Friday, December 25, 2009

So this is Christmas

Damn another year has passed. It seems like yesterday, that sunkissed, stormy holiday.

How change has been wrought by a year.

I finally achieved something I have worked towards for so long. And found it wasn’t the end.

I looked across a table at someone I thought I wanted for years, and realized I didn’t.

I had a moment of utter calm and happiness on a boat in the Pacific Ocean.

I spent a month in despair and will more in my fight to move on from the past.

Became the citizen of two countries (and just remembered that I haven’t finished the whole process).

Did a crash course in patience.

Realized that some friendships, however brief are meant to last. Some however long aren’t.

Broke my previous road trip record of a 1,000 miles in a weekend.

Almost followed my genes a couple of times, but came back every time.

Still didn’t figure out what I want to do in life.

Though the most important thing I realized this year is that there really is no light at the end of the tunnel. But that the tunnel itself is not dark.

Merry Christmas and a safe and happy new year to all!

Thursday, December 17, 2009

Baffling

This is going to be a relatively short post. Primarily because I have a splitting headache thanks to my sinuses and am feeling proportionally lazy. I was watching a short movie on the SL conflict and reading the (remarkably) balanced comments below the movie when I noted mention of the Holocaust. That’s when I kind of wandered, in a meandering, lackadaisical way.
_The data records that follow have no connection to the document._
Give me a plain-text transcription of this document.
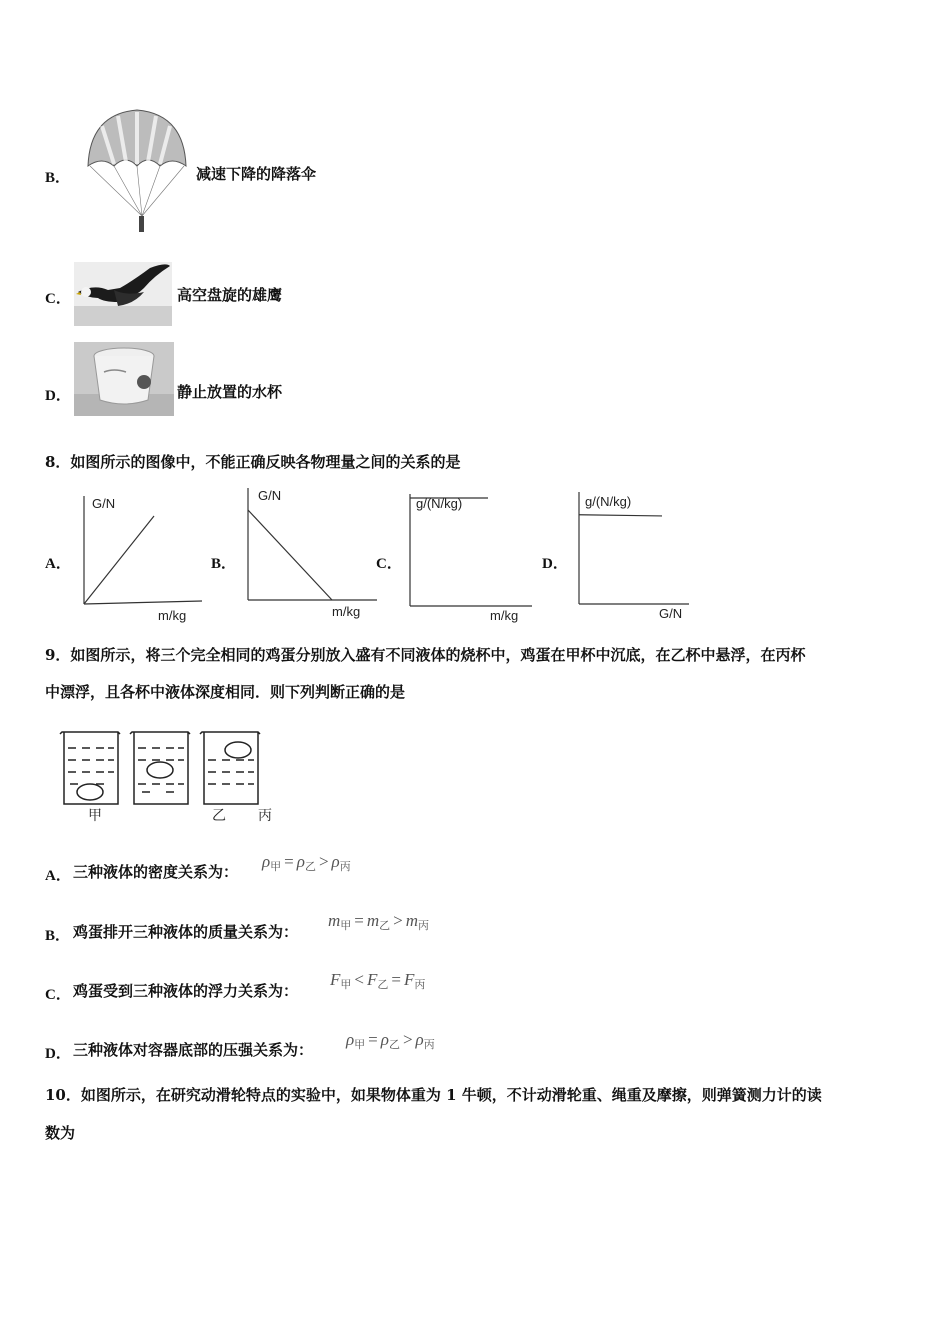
B．	减速下降的降落伞
C．	高空盘旋的雄鹰
D．	静止放置的水杯
8．如图所示的图像中，不能正确反映各物理量之间的关系的是
A．
G/N
m/kg
B．
G/N
m/kg
C．
g/(N/kg)
m/kg
D．
g/(N/kg)
G/N
9．如图所示，将三个完全相同的鸡蛋分别放入盛有不同液体的烧杯中，鸡蛋在甲杯中沉底，在乙杯中悬浮，在丙杯
中漂浮，且各杯中液体深度相同．则下列判断正确的是
甲	乙 丙
A． 三种液体的密度关系为：
$\rho_甲 = \rho_乙 > \rho_丙$
B． 鸡蛋排开三种液体的质量关系为：
$m_甲 = m_乙 > m_丙$
C． 鸡蛋受到三种液体的浮力关系为：
$F_甲 < F_乙 = F_丙$
D． 三种液体对容器底部的压强关系为：
$\rho_甲 = \rho_乙 > \rho_丙$
10．如图所示，在研究动滑轮特点的实验中，如果物体重为 1 牛顿，不计动滑轮重、绳重及摩擦，则弹簧测力计的读
数为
Are we blowing the difficulty of what we are doing out of proportion?

Let’s think about World War II for a moment in terms of total human cost. The first war where civilian casualties outnumbered military casualties. Also the war where the Holocaust took place. Germany not only launched a war on most of Europe but also single handedly tried to eliminate the Jewish race, failed, but managed to kill six million of them. Of course if you count the other ‘minorities’ that they killed including gypsies (Romani), people with disabilities, homosexuals and Jehovah’s Witnesses of all people, then apparently the toll goes up to between 11 or 17 million.

That’s the equivalent of depopulating the majority of this country, give or take a few million.

11 or 17 million people.

Yet barely a generation later, the country was back at normal. If anything more than normal but ridiculously industrious producing BMWs and large jugs of beer. Does anybody else find that odd? That a country as a whole were a bunch of Aryan domineering murders (and lets be frank, you can’t kill 6 to 11 to 17 million people without a whole bunch of willing and able helpers) but a few years after losing a war, apart from 24 people being charged for war crimes and around 11 hung at Nuremberg, the country went back to pretty much normal.
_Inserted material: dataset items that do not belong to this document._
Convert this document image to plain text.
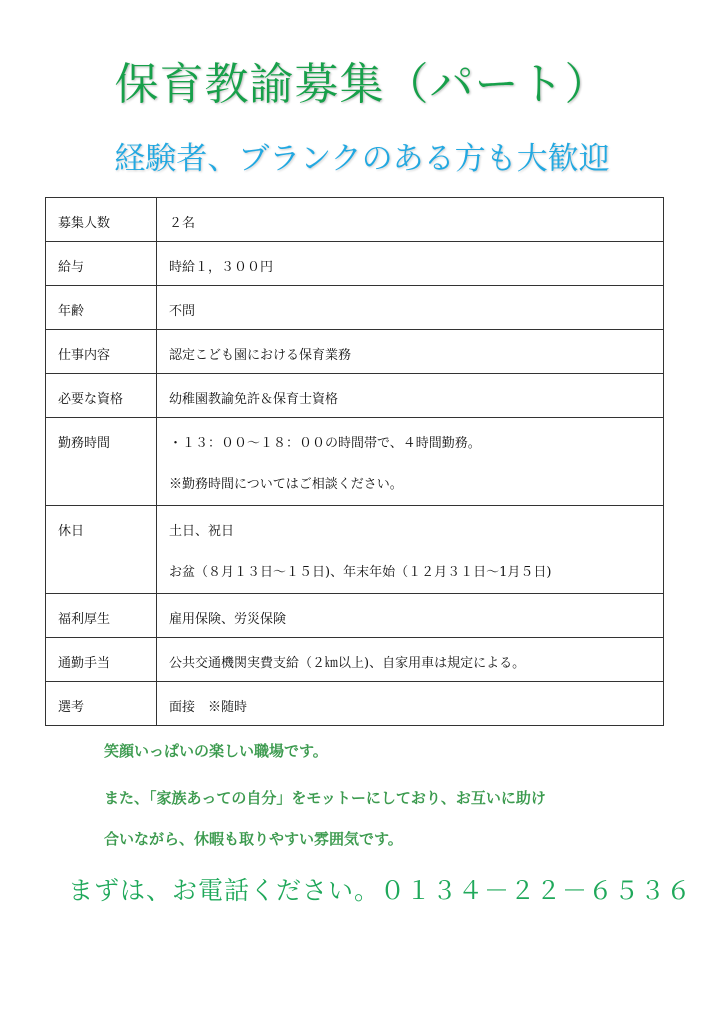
保育教諭募集（パート）
経験者、ブランクのある方も大歓迎
募集人数	２名
給与	時給１，３００円
年齢	不問
仕事内容	認定こども園における保育業務
必要な資格	幼稚園教諭免許＆保育士資格
勤務時間	・１３：００～１８：００の時間帯で、４時間勤務。
※勤務時間についてはご相談ください。

休日	土日、祝日
お盆（８月１３日～１５日)、年末年始（１２月３１日～1月５日)

福利厚生	雇用保険、労災保険
通勤手当	公共交通機関実費支給（２㎞以上)、自家用車は規定による。
選考	面接　※随時
笑顔いっぱいの楽しい職場です。
また、「家族あっての自分」をモットーにしており、お互いに助け
合いながら、休暇も取りやすい雰囲気です。
まずは、お電話ください。０１３４－２２－６５３６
Not to belittle the level of human suffering a 30 year war and 100 thousand casualties has brought to many people, but it is kind of baffling why normalcy escapes us so when you compare the relative amount with WWII.
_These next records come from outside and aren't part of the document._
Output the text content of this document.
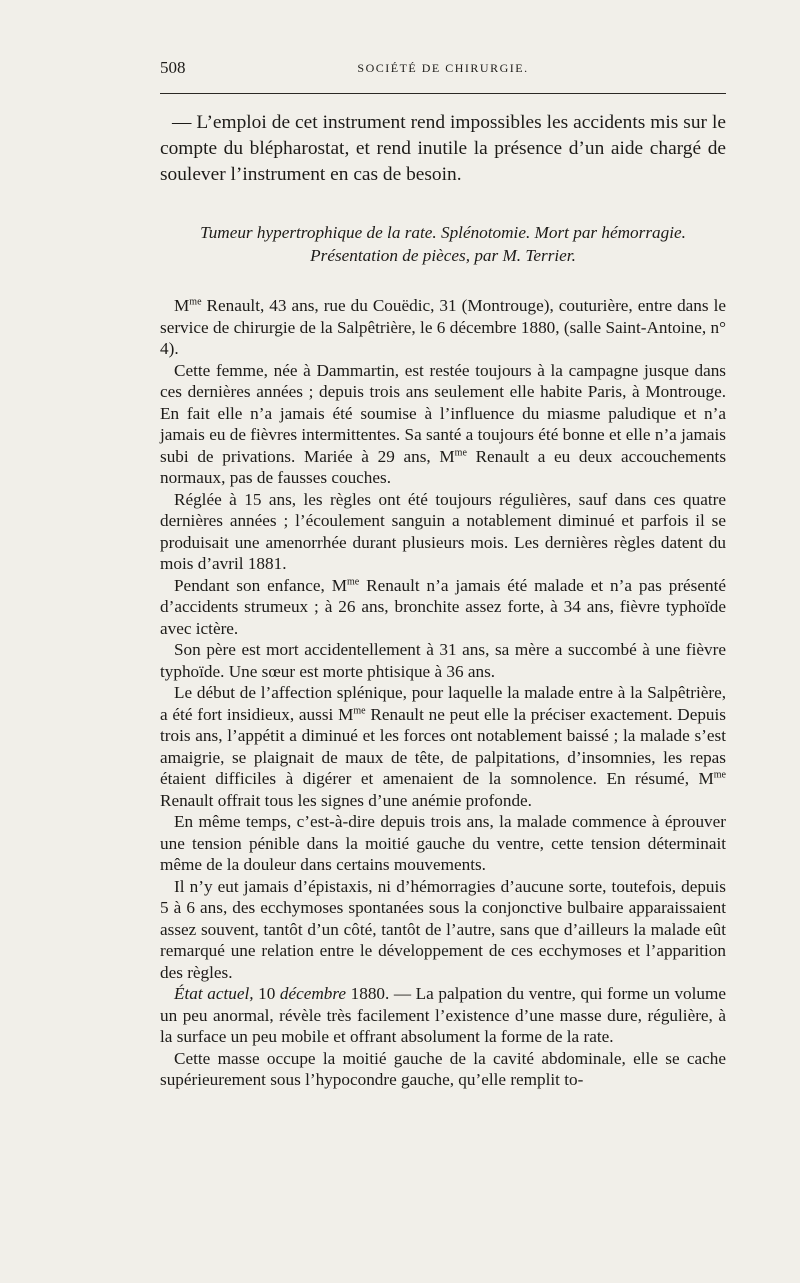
508	SOCIÉTÉ DE CHIRURGIE.

— L’emploi de cet instrument rend impossibles les accidents mis sur le compte du blépharostat, et rend inutile la présence d’un aide chargé de soulever l’instrument en cas de besoin.

Tumeur hypertrophique de la rate. Splénotomie. Mort par hémorragie.
Présentation de pièces, par M. Terrier.

$M^{me}$ Renault, 43 ans, rue du Couëdic, 31 (Montrouge), couturière, entre dans le service de chirurgie de la Salpêtrière, le 6 décembre 1880, (salle Saint-Antoine, n° 4).

Cette femme, née à Dammartin, est restée toujours à la campagne jusque dans ces dernières années ; depuis trois ans seulement elle habite Paris, à Montrouge. En fait elle n’a jamais été soumise à l’influence du miasme paludique et n’a jamais eu de fièvres intermittentes. Sa santé a toujours été bonne et elle n’a jamais subi de privations. Mariée à 29 ans, $M^{me}$ Renault a eu deux accouchements normaux, pas de fausses couches.

Réglée à 15 ans, les règles ont été toujours régulières, sauf dans ces quatre dernières années ; l’écoulement sanguin a notablement diminué et parfois il se produisait une amenorrhée durant plusieurs mois. Les dernières règles datent du mois d’avril 1881.

Pendant son enfance, $M^{me}$ Renault n’a jamais été malade et n’a pas présenté d’accidents strumeux ; à 26 ans, bronchite assez forte, à 34 ans, fièvre typhoïde avec ictère.

Son père est mort accidentellement à 31 ans, sa mère a succombé à une fièvre typhoïde. Une sœur est morte phtisique à 36 ans.

Le début de l’affection splénique, pour laquelle la malade entre à la Salpêtrière, a été fort insidieux, aussi $M^{me}$ Renault ne peut elle la préciser exactement. Depuis trois ans, l’appétit a diminué et les forces ont notablement baissé ; la malade s’est amaigrie, se plaignait de maux de tête, de palpitations, d’insomnies, les repas étaient difficiles à digérer et amenaient de la somnolence. En résumé, $M^{me}$ Renault offrait tous les signes d’une anémie profonde.

En même temps, c’est-à-dire depuis trois ans, la malade commence à éprouver une tension pénible dans la moitié gauche du ventre, cette tension déterminait même de la douleur dans certains mouvements.

Il n’y eut jamais d’épistaxis, ni d’hémorragies d’aucune sorte, toutefois, depuis 5 à 6 ans, des ecchymoses spontanées sous la conjonctive bulbaire apparaissaient assez souvent, tantôt d’un côté, tantôt de l’autre, sans que d’ailleurs la malade eût remarqué une relation entre le développement de ces ecchymoses et l’apparition des règles.

État actuel, 10 décembre 1880. — La palpation du ventre, qui forme un volume un peu anormal, révèle très facilement l’existence d’une masse dure, régulière, à la surface un peu mobile et offrant absolument la forme de la rate.

Cette masse occupe la moitié gauche de la cavité abdominale, elle se cache supérieurement sous l’hypocondre gauche, qu’elle remplit to-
Right, I’m going back to my headache.

Monday, December 7, 2009

Tall Tales

It’s been a strange couple of weeks. Disinfectant and fluorescent lights. Green uniforms and visiting times. The family’s been down in droves, people I haven’t seen in years have been in town and it’s been a mixed bag. The cousins and aunts whom I love to bits, the grandaunts and uncles with whom I’m a lot more guarded.

My relationship with the family, on both sides has never been a simple one. Too many secrets in the past and other skeletons in the closet to have ever resulted in what anybody could term a ‘normal’ situation. It was however quite interesting to hear the old stories, stories I’ve either never bothered to hear or have bothered to remember.

The old house in Negombo, three hundred years old but sold by an irresponsible grand uncle and now torn down. The great grandfather who was brilliant but an inveterate gambler, he apparently got a medical scholarship to Kings College but spent far too much time gambling and got sent back in disgrace. He then promptly won another scholarship in Ceylon (it was a long time ago) and had the dubious honour of being one of the students who had taken the longest time to finish medical school. There were countless more tales of people whose genes I shared but had never really thought about. It was surreal.

I guess family emergencies do have their plus points.